You know when you’ve had a computer for a long time, and the hard drive is full of crap, and some tech wizard comes up with a way of defragging it or something, and the idea is that suddenly it’ll be much leaner and cleaner and faster? Well, the CDS market is a bit like that hard drive, it would seem, and two firms in the CDS arena, Markit and Creditex, are the tech wizards who have a bright plan to come in and clean it up.

The new compression approach improves on previous tear-up processes by delivering significantly better compression results while leaving market risk profiles unchanged. The process involves terminating existing trades and replacing them with a far fewer number of new “replacement trades” which have the same risk profile and cash flows as the initial portfolio, but with less capital exposure.
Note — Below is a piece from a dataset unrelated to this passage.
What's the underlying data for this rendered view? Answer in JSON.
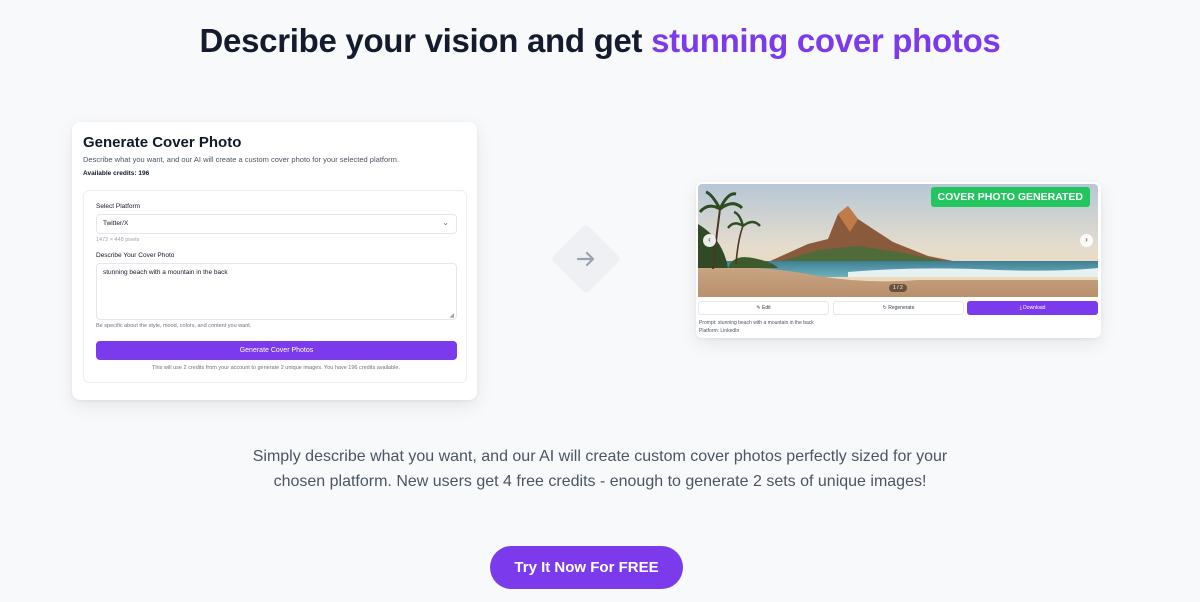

The idea is to reduce the nominal amount of CDS outstanding – currently $62 trillion or something equally impossible to grasp – by tearing up trades which offset one another and generally reducing the market to the smallest possible number of contracts on any given name. Counterparty risk won’t be reduced a lot, but documentation risk will be. Consider for instance an anecdote in today’s FT:

In one case the seller of credit protection recently discovered that the final agreement on insuring a portfolio of collateralised debt obligations had never been signed, either by it or a French bank which in this case was buying protection. Now, with the meltdown in that market, the seller has returned all the premium payments to the buyer and torn up the agreement, saying that because it was never signed, it has no legal obligation to pay up.

I wish that Henny Sender had more details here on both the buyer and the seller of protection; if I were the French bank in question, I wouldn’t have too much compunction about outing the culprit. But this kind of thing is clearly a risk to the CDS market, and if hastily-drawn-up contracts get torn up as part of the new scheme, that would be an excellent outcome.

The question of course is whether this is all too little too late. The tear-up process won’t even start until Q3, and even then will only be active on the minority of CDS contracts which are written on single names. The really hairy ones -߆the ones written on baskets and CDOs and other such creatures – won’t be touched. That’s a careful and responsible way of doing things. But it might need to be accelerated if things start getting really messy.